A little short of a decade ago, in 2004 when the long-since dead file-sharing software Kazaa was the next big thing, a Boston student called Joel Tenenbaum used the tool to download and share music online.
With his “fair use” defense kicked out hours before his trial, a week later a jury decided that Tenenbaum had engaged in “willful infringement” and awarded the RIAA $22,500 for each of the 30 songs listed in the case.
What followed was years of legal wrangling, with a yo-yo’ing of the damages award and a 2011 decision by the First Circuit Court of Appeals that the original decision should stand.
Tenenbaum then tried to take his case to the Supreme Court, arguing the damages awarded against him were unconstitutional. In May last year that request was denied.

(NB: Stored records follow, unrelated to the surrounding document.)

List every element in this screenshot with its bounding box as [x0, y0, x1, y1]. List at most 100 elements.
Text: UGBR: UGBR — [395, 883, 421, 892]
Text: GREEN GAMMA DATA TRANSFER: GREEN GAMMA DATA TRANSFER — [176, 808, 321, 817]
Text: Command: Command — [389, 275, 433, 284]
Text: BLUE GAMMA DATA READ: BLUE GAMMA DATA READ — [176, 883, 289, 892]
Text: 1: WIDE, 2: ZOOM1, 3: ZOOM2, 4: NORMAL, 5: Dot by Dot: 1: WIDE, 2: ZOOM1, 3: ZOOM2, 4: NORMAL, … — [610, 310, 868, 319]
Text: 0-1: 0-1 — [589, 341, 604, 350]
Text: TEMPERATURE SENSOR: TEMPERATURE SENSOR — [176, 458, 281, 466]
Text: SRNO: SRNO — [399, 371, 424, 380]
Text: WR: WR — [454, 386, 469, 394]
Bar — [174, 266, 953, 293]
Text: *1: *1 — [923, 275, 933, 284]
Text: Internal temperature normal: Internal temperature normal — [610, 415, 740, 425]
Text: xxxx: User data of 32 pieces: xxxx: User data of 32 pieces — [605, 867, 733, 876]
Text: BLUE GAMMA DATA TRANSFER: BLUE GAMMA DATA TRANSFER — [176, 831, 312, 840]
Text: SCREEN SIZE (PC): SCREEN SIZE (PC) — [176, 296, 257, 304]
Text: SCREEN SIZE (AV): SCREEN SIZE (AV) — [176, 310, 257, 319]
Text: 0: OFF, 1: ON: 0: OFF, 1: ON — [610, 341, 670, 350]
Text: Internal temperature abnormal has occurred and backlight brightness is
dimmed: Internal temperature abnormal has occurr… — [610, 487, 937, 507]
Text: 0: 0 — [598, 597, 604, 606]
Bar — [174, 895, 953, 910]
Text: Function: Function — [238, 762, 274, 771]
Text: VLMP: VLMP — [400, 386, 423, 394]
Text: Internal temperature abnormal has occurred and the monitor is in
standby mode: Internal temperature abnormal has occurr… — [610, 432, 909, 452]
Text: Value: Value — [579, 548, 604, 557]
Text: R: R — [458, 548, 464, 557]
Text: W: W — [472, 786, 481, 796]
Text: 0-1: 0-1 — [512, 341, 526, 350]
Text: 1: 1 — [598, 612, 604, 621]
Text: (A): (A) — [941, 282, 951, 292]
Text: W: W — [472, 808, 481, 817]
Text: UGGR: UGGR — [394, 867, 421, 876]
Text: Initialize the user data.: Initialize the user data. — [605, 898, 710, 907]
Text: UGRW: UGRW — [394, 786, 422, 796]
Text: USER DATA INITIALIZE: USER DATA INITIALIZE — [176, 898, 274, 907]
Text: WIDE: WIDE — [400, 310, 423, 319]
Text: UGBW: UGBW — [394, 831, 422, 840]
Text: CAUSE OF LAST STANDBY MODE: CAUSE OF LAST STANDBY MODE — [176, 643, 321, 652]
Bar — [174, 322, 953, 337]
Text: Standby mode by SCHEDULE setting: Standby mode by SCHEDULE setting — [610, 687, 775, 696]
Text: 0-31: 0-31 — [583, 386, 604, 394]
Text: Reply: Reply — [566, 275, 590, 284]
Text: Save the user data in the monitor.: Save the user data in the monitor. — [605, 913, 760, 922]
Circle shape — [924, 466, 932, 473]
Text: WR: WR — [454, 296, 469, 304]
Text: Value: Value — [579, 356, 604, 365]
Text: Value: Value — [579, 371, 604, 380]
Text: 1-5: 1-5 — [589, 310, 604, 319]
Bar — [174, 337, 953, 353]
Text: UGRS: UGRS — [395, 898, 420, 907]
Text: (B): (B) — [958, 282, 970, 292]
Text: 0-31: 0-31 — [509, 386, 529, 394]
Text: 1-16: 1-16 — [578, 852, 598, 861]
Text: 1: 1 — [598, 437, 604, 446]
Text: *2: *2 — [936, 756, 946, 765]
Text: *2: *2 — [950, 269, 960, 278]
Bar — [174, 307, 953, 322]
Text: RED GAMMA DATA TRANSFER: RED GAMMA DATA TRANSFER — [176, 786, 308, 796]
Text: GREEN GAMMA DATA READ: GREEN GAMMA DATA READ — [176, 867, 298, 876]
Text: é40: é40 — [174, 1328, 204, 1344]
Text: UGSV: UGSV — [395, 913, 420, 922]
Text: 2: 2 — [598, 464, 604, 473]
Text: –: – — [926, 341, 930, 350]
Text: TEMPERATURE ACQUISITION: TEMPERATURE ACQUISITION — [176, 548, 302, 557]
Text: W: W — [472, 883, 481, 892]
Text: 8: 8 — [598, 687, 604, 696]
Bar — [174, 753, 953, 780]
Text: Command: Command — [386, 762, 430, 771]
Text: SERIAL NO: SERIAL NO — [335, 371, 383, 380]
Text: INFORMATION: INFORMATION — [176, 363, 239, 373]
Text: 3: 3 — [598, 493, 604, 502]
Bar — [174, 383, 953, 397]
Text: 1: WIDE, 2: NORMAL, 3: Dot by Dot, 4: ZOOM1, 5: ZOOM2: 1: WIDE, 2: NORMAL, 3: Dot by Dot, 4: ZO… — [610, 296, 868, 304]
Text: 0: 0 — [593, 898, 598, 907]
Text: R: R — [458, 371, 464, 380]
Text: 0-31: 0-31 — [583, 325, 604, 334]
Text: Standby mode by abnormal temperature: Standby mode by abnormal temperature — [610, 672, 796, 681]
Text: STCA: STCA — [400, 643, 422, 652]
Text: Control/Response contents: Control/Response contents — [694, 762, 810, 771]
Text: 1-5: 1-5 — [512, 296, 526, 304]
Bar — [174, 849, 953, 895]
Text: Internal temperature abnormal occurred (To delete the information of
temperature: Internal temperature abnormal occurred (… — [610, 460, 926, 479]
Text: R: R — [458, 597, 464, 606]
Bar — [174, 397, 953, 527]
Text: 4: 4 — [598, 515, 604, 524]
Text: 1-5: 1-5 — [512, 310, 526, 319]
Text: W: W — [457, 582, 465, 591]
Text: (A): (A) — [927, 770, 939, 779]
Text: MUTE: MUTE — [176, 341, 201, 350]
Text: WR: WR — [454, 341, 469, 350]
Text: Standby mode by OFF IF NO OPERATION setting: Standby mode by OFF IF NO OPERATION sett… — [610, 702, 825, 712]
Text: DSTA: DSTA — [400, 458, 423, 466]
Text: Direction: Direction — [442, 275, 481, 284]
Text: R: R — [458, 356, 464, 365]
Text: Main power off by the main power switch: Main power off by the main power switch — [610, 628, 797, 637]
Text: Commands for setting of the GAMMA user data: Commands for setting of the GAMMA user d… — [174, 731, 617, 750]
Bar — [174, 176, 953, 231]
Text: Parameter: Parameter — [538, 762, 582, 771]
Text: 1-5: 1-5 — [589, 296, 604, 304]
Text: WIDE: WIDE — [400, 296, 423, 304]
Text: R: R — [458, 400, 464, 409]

Following yet another hearing in this case that refuses to die, the First Circuit Court of Appeals decided yesterday that the penalty handed down in 2009 should indeed stand.
“Joel Tenenbaum illegally downloaded and distributed music for several years. A group of recording companies sued Tenenbaum, and a jury awarded damages of $675,000, representing $22,500 for each of thirty songs whose copyright Tenenbaum violated,” Judge Howard wrote.
“Tenenbaum appeals the award, claiming that it is so large that it violates his constitutional right to due process of law. We hold that the award did not violate Tenenbaum’s right to due process, and we affirm.”
The Court said that Tenenbaum had downloaded and shared copyrighted music without permission from 1999 to at least 2007 knowing it to be illegal, had pressed on regardless, later dening his actions.
“On appeal, Tenenbaum invites us to assume that he is ‘the most heinous of noncommercial copyright infringers.’ We need not go so far as to accept his offer. The evidence of Tenenbaum’s copyright infringement easily justifies the conclusion that his conduct was egregious,” the Court wrote.
“Much of this behavior was exactly what Congress was trying to deter when it amended the Copyright Act. Therefore, we do not hesitate to conclude that an award of $22,500 per song, an amount representing 15% of the maximum award for willful violations and less than the maximum award for non-willful violations, comports with due process.”
Tenenbaum has thus far declined to comment on the decision.